I'm developing a web application that will store multiple Organizations
, where each organization has its own users. An organization is identified by a domain
(CharField
), and users only see data pertaining to their own organization. For simplicity and performance reasons, I store the data of all organizations onto the same database instead of creating N databases/views.
What I want to implement is a simple way to restrict queries by the relevant domain
whenever I'm in the context of a user request.
What I tried
Filtering all querysets
Since each User belongs to an organization the first option that comes to mind is to use a queryset
defined this way:
queryset = MyModel.objects.all(domain=request.user.domain)
I can't use this solution because it forces the developer to filter all queries manually all around the web application. If someone forgets to properly filter querysets, users of an organization can see data of other organizations. It's error-prone.
Thread locals
Since I can find the user inside the request. another solution would be to expose the request through a middleware and automatically filter by domain using the domain of the user that will execute the request. For this purpose I found this question but opinion are quite divergent.
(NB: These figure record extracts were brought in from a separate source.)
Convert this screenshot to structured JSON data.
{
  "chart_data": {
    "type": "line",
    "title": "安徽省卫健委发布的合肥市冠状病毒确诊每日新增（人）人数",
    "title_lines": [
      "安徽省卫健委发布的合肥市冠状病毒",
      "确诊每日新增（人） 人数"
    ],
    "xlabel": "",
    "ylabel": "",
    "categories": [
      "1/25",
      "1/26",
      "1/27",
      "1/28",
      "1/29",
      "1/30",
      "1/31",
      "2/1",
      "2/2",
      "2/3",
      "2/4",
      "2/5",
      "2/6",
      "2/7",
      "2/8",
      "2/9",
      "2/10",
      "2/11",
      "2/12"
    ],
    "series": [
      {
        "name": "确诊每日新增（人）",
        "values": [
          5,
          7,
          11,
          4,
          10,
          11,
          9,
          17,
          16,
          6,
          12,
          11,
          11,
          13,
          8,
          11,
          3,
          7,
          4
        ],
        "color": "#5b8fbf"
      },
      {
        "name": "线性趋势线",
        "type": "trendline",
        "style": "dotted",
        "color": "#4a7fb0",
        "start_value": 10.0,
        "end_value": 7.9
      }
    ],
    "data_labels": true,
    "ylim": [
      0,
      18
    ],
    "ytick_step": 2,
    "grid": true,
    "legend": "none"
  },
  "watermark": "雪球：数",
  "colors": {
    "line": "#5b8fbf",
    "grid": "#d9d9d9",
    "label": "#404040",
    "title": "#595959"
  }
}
I still have to figure out exactly why using thread locals is a bad choice. I discussed this on Freenode / #django but no one expanded on the reasons to avoid it. I would like to better understand what are the pros & cons of this solution.
Model mixins
I would like to have a mixin (let's say a DomainModelMixin
) that sets two managers:
objects = DomainManager()
super_objects = models.Manager()
super_objects
is the default manager (unfiltered), and objects
is a custom manager that filters by domain and only provides data pertaining to the organization.
The problem is that at the model layer we don't have the request, and therefore we don't have the User and we don't know which domain
to restrict the queryset to. How can we pass the domain
to the manager?
The big question
How can we automatically filter objects.all()
in a way that is transparent and easy to use for developers? And what if we want use the same logic from a context that doesn't have a Request object (e.g. the interactive shell or tests)?